Banking

Bond issuance rose sequentially in Q4 FY2026, bringing full-year volumes in line with ICRA’s estimates

Quarterly Update 27 Apr 2026

The 10-year G-Sec yield is likely to trade at 6.85-7.00% in the near term.

Net FPI outflows surged sharply to $12.6 billion in Q4 FY2026, largely driven by the conflict-led widening in equity outflows; overall, FPI outflows stood at $16.9 billion in FY2026, in contrast to inflows seen during FY2024-2025.

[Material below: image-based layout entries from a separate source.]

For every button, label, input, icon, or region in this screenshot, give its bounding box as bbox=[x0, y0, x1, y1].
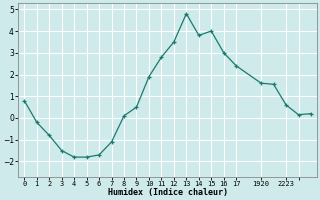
X-axis label: Humidex (Indice chaleur): Humidex (Indice chaleur) bbox=[108, 188, 228, 197]
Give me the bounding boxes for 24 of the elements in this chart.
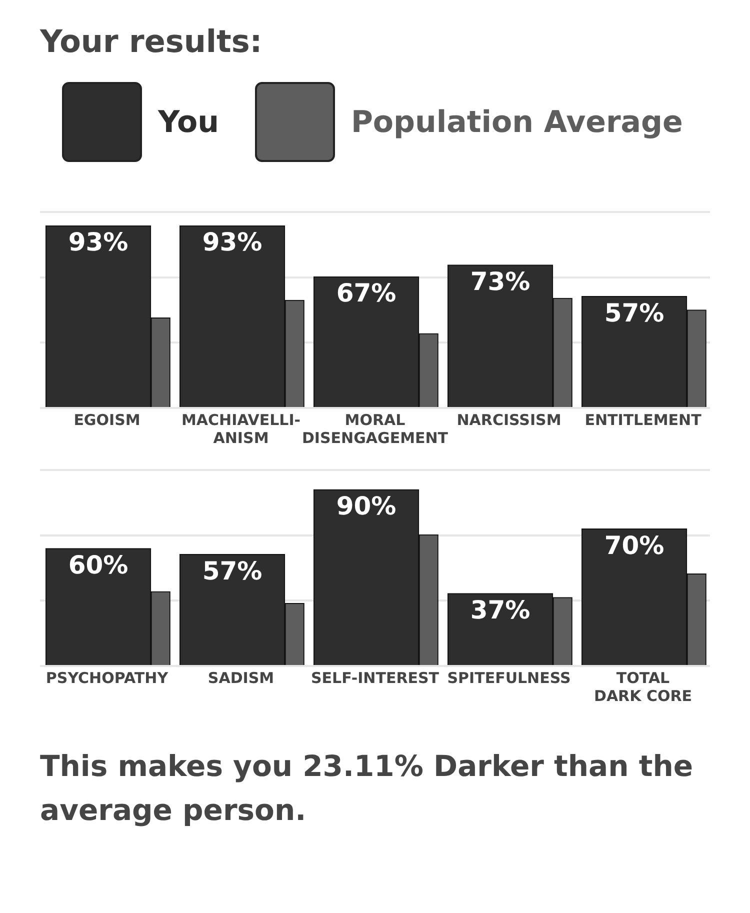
x-tick-label: SPITEFULNESS (447, 668, 571, 687)
x-tick-label: SADISM (208, 668, 274, 687)
x-tick-label: PSYCHOPATHY (46, 668, 170, 687)
data-label: 93% (202, 228, 262, 257)
x-tick-label: EGOISM (74, 410, 140, 429)
text: You (158, 104, 219, 140)
x-tick-label: TOTAL DARK CORE (594, 668, 692, 705)
data-label: 60% (68, 550, 128, 580)
x-tick-label: MACHIAVELLI-ANISM (181, 410, 301, 447)
text: Population Average (350, 104, 683, 140)
text: This makes you 23.11% Darker than the average person. (40, 748, 694, 829)
chart-title: Your results: (40, 24, 264, 60)
data-label: 57% (202, 556, 262, 586)
data-label: 67% (336, 278, 396, 308)
x-tick-label: ENTITLEMENT (584, 410, 702, 429)
x-tick-label: NARCISSISM (456, 410, 562, 429)
data-label: 37% (470, 595, 530, 624)
x-tick-label: MORAL DISENGAGEMENT (302, 410, 449, 447)
data-label: 57% (604, 298, 664, 328)
data-label: 93% (68, 228, 128, 257)
x-tick-label: SELF-INTEREST (310, 668, 440, 687)
data-label: 73% (470, 266, 530, 296)
data-label: 90% (336, 492, 396, 521)
data-label: 70% (604, 530, 664, 560)
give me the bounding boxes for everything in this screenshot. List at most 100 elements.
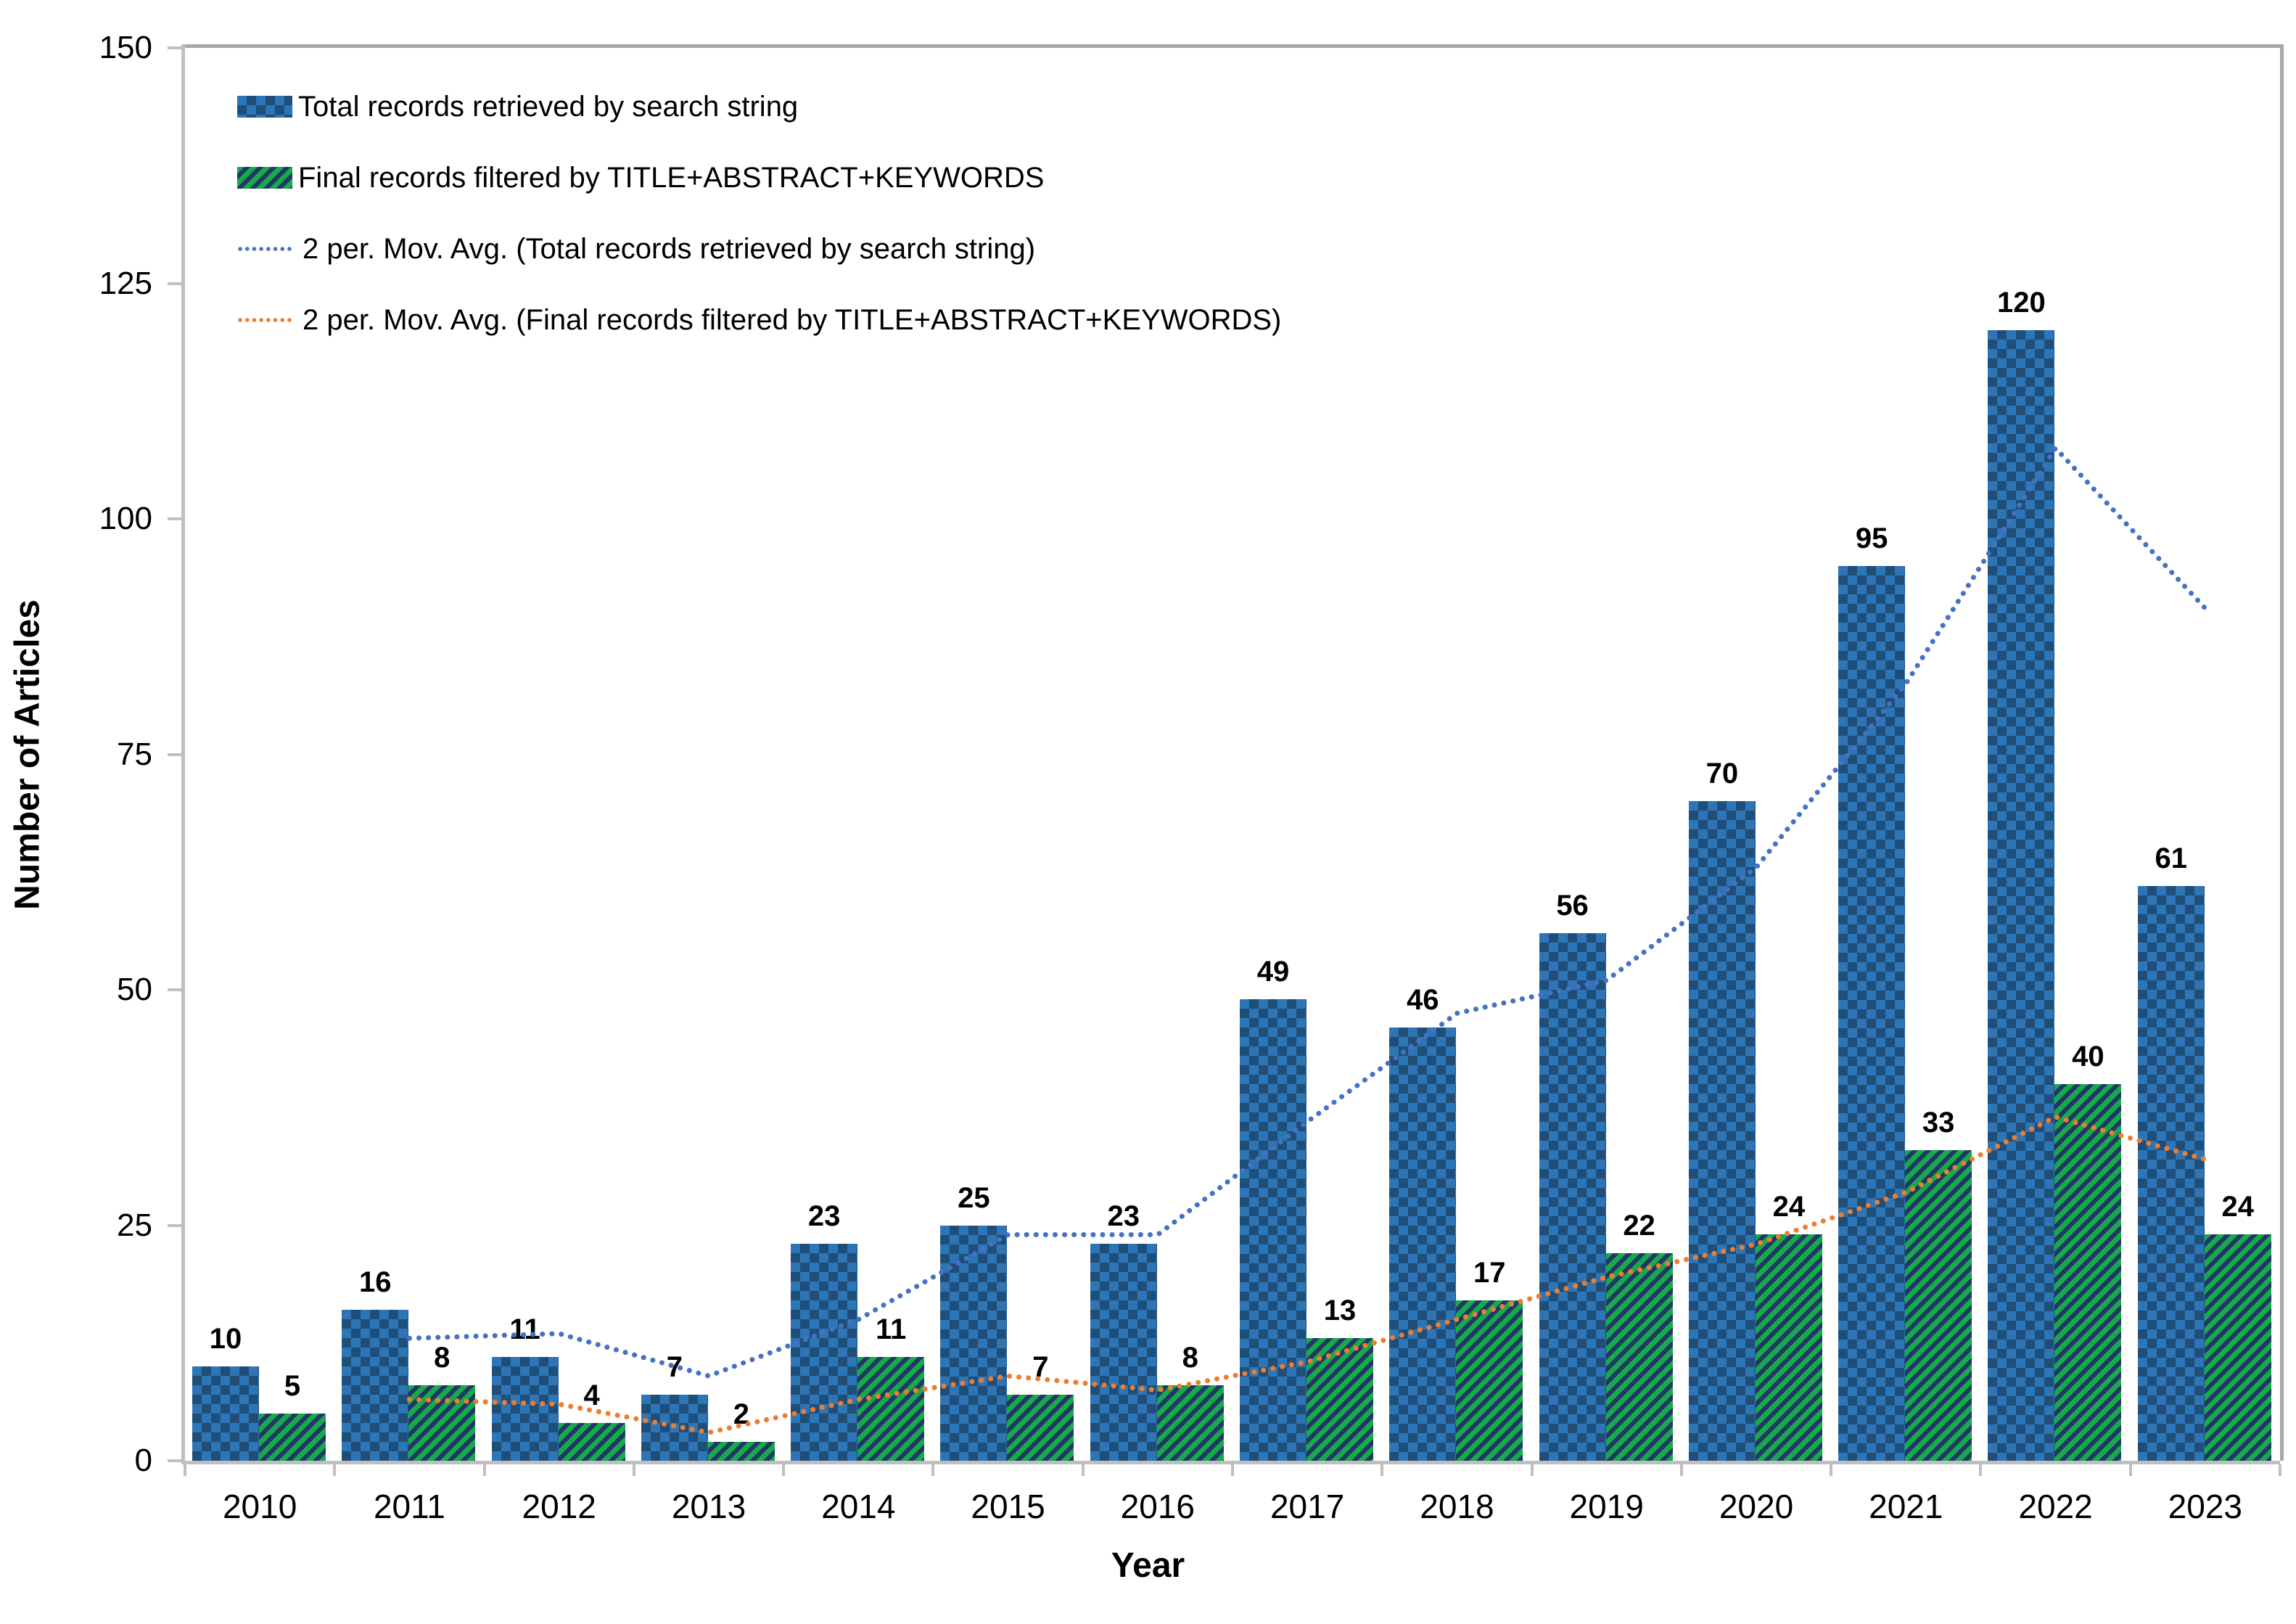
- bar-value-label: 5: [284, 1370, 301, 1403]
- bar-value-label: 23: [1107, 1200, 1140, 1233]
- bar-total-2018: [1389, 1027, 1457, 1461]
- bar-value-label: 40: [2072, 1040, 2104, 1073]
- bar-final-2015: [1007, 1395, 1074, 1461]
- bar-value-label: 70: [1705, 758, 1739, 790]
- bar-value-label: 24: [2221, 1191, 2254, 1223]
- plot-border-top: [185, 44, 2284, 48]
- bar-total-2023: [2137, 886, 2205, 1461]
- bar-final-2023: [2204, 1234, 2271, 1461]
- y-tick-label: 125: [99, 265, 152, 301]
- bar-final-2022: [2054, 1083, 2122, 1461]
- bar-value-label: 10: [209, 1323, 242, 1356]
- orange-dotted-line-icon: [238, 318, 296, 322]
- bar-total-2011: [342, 1310, 409, 1461]
- bar-total-2021: [1838, 565, 1906, 1461]
- trendlines-overlay: [406, 446, 2208, 1435]
- bar-total-2016: [1090, 1244, 1157, 1461]
- blue-dotted-line-icon: [238, 247, 296, 251]
- x-axis-tick: [782, 1464, 786, 1476]
- bar-value-label: 24: [1772, 1191, 1806, 1223]
- bar-value-label: 13: [1323, 1295, 1357, 1327]
- x-tick-label: 2022: [2018, 1488, 2093, 1525]
- bar-final-2016: [1156, 1385, 1224, 1461]
- bar-value-label: 8: [434, 1342, 450, 1374]
- blue-checker-swatch-icon: [237, 96, 292, 118]
- bar-value-label: 23: [807, 1200, 841, 1233]
- bar-final-2020: [1755, 1234, 1822, 1461]
- bar-final-2012: [558, 1423, 625, 1461]
- bar-total-2012: [491, 1357, 559, 1461]
- x-axis-tick: [1679, 1464, 1683, 1476]
- x-axis-tick: [1231, 1464, 1234, 1476]
- bar-total-2017: [1240, 998, 1307, 1461]
- y-tick-label: 25: [117, 1207, 152, 1243]
- bar-final-2019: [1605, 1253, 1673, 1461]
- legend-label: Total records retrieved by search string: [298, 91, 799, 123]
- y-tick-label: 75: [117, 736, 152, 772]
- legend-label: Final records filtered by TITLE+ABSTRACT…: [298, 162, 1045, 194]
- bar-value-label: 25: [958, 1181, 990, 1214]
- bar-total-2020: [1688, 801, 1756, 1461]
- bar-value-label: 11: [875, 1313, 907, 1346]
- x-axis-tick: [2279, 1464, 2281, 1476]
- bar-value-label: 61: [2155, 842, 2187, 875]
- x-axis-line: [181, 1461, 2280, 1464]
- x-tick-label: 2020: [1719, 1488, 1794, 1525]
- y-tick-label: 0: [134, 1443, 152, 1478]
- bar-final-2018: [1456, 1300, 1523, 1461]
- bar-total-2022: [1988, 330, 2055, 1461]
- x-axis-tick: [931, 1464, 935, 1476]
- x-axis-tick: [1830, 1464, 1833, 1476]
- x-axis-tick: [333, 1464, 337, 1476]
- bar-value-label: 95: [1855, 522, 1888, 554]
- legend-item-total-records: Total records retrieved by search string: [237, 90, 1281, 123]
- y-axis-tick: [168, 1223, 181, 1227]
- bar-value-label: 4: [583, 1379, 600, 1412]
- bar-total-2015: [940, 1225, 1008, 1461]
- x-tick-label: 2010: [222, 1488, 297, 1525]
- x-tick-label: 2013: [671, 1488, 746, 1525]
- trendline-final: [406, 1114, 2208, 1435]
- y-tick-label: 100: [99, 501, 152, 536]
- x-tick-label: 2011: [373, 1488, 445, 1525]
- x-axis-tick: [184, 1464, 186, 1476]
- bar-total-2019: [1539, 933, 1606, 1461]
- bar-total-2013: [641, 1395, 708, 1461]
- plot-border-right: [2280, 44, 2284, 1461]
- bar-value-label: 46: [1407, 983, 1439, 1016]
- x-tick-label: 2016: [1120, 1488, 1196, 1525]
- legend-item-final-records: Final records filtered by TITLE+ABSTRACT…: [237, 161, 1281, 194]
- bar-total-2010: [192, 1366, 259, 1461]
- x-axis-tick: [1381, 1464, 1384, 1476]
- x-tick-label: 2023: [2168, 1488, 2243, 1525]
- y-tick-label: 150: [99, 30, 152, 65]
- x-tick-label: 2015: [971, 1488, 1045, 1525]
- bar-total-2014: [791, 1244, 858, 1461]
- bar-value-label: 49: [1256, 955, 1290, 988]
- x-tick-label: 2017: [1270, 1488, 1345, 1525]
- x-tick-label: 2018: [1420, 1488, 1494, 1525]
- y-axis-tick: [168, 517, 181, 520]
- bar-value-label: 7: [666, 1351, 683, 1384]
- bar-value-label: 2: [733, 1398, 749, 1431]
- y-axis-tick: [168, 752, 181, 756]
- bar-final-2010: [259, 1414, 326, 1461]
- y-tick-label: 50: [117, 972, 152, 1007]
- bar-value-label: 7: [1032, 1351, 1049, 1384]
- bar-value-label: 11: [509, 1313, 540, 1346]
- plot-area: Total records retrieved by search string…: [99, 30, 2284, 1525]
- green-stripe-swatch-icon: [237, 167, 292, 189]
- x-tick-label: 2019: [1569, 1488, 1644, 1525]
- legend-label: 2 per. Mov. Avg. (Final records filtered…: [303, 304, 1282, 336]
- x-axis-tick: [632, 1464, 635, 1476]
- y-axis-tick: [168, 282, 181, 285]
- x-axis-tick: [2128, 1464, 2132, 1476]
- x-axis-tick: [1081, 1464, 1085, 1476]
- bar-final-2013: [707, 1442, 775, 1461]
- trendline-total: [406, 446, 2208, 1379]
- x-tick-label: 2012: [522, 1488, 596, 1525]
- y-axis-line: [181, 44, 185, 1464]
- legend: Total records retrieved by search string…: [237, 90, 1281, 337]
- x-axis-tick: [482, 1464, 486, 1476]
- bar-value-label: 22: [1623, 1210, 1655, 1242]
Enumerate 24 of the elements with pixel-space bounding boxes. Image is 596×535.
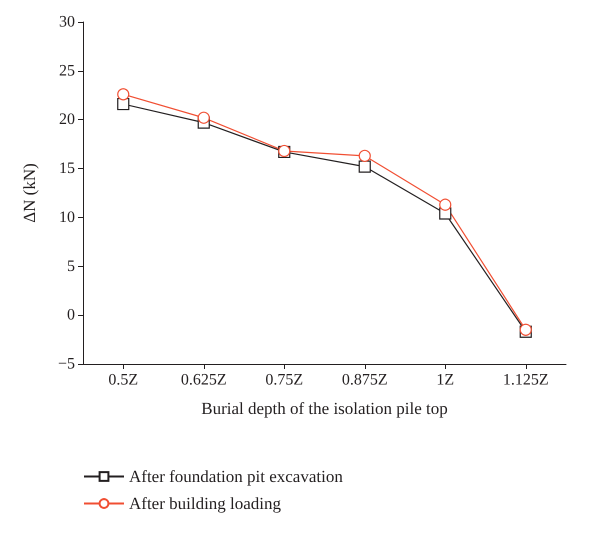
y-tick-label: 0 <box>67 306 75 324</box>
y-axis-title: ΔN (kN) <box>20 163 39 223</box>
x-tick-label: 1.125Z <box>502 372 549 388</box>
point <box>358 150 371 162</box>
x-tick-label: 0.5Z <box>108 372 138 388</box>
x-tick-label: 0.75Z <box>265 372 304 388</box>
x-tick-label: 1Z <box>436 372 454 388</box>
legend-label: After building loading <box>129 494 282 513</box>
y-tick-label: 25 <box>59 62 75 80</box>
point <box>439 198 452 211</box>
point <box>358 160 371 173</box>
y-tick-label: 20 <box>59 111 75 128</box>
point <box>117 88 130 100</box>
point <box>117 98 130 110</box>
x-axis-title: Burial depth of the isolation pile top <box>201 399 448 418</box>
x-tick-label: 0.625Z <box>180 372 227 388</box>
y-tick-label: 30 <box>59 14 75 30</box>
legend-label: After foundation pit excavation <box>129 467 344 486</box>
y-tick-label: 10 <box>59 208 75 226</box>
y-tick-label: −5 <box>58 356 75 372</box>
y-tick-label: 5 <box>67 258 75 275</box>
point <box>198 112 210 124</box>
x-tick-label: 0.875Z <box>342 372 388 388</box>
y-tick-label: 15 <box>59 160 75 178</box>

  • India’s yield curve steepened in Q4 FY2026: The 10-year G-Sec yields hardened during Q4 FY2026, specially in March 2026. The 10-year yield was already trending higher following higher than expected Government borrowings and global trade uncertainties. Further, in Q4 FY2026, the yields increased on account of the West Asia war, surge in crude oil prices and weakening of the INR amid FPI outflows. The average 91-day T-Bill rates remained range-bound (5.2-5.5%) during Q4 FY2026. The yield hardened slightly to 5.38% as on March 31, 2026 from 5.26% as on December 31, 2025. India’s 10-year G-Sec yield surged from 6.66% at end-February 2026 to 7.04% on March 31, 2026, and crossed 7.1% in early April 2026 amid increasing risks of a fiscal slippage owing to the adverse impact of the West Asia conflict. However, following the ceasefire, the yields corrected to 6.92% on April 13, 2026. ICRA expects the 10-year G-Sec yield to trade at a range of 6.85-7.0% in the near term.
  • Bond issuances increased QoQ in Q4 FY2026: Bond issuances increased to Rs. 3.2 trillion in Q4 FY2026 from Rs. 2.9 trillion in Q3 FY2026 driven by some large deals especially by all India financial institutions (AIFIs) and banks, while trailing the earlier quarterly high of Rs. 3.6 trillion in Q1 FY2026. Bond yields remained elevated throughout Q4 FY2026, specially during March 2026, while the banks offered competitive rates, thereby leading to shift of demand from bonds to banks and hence limiting the bond issuances. The share of NBFCs, corporates and banks (including AIFIs) in issuances during Q4 FY2026 stood at 31%, 45% and 23%, respectively, over 47%, 26% and 26%, respectively, in Q4 FY2025. With yields expected to stay elevated in the near term, bond issuances are likely to remain relatively muted in the next 1-2 quarters, with some growth to come back thereafter. ICRA projects bonds issuance at Rs. 12.8-13.3 trillion in FY2027, with corporate bonds outstanding increasing to Rs. 64.0-64.5 trillion by March 2027 (8.3-9.1% YoY).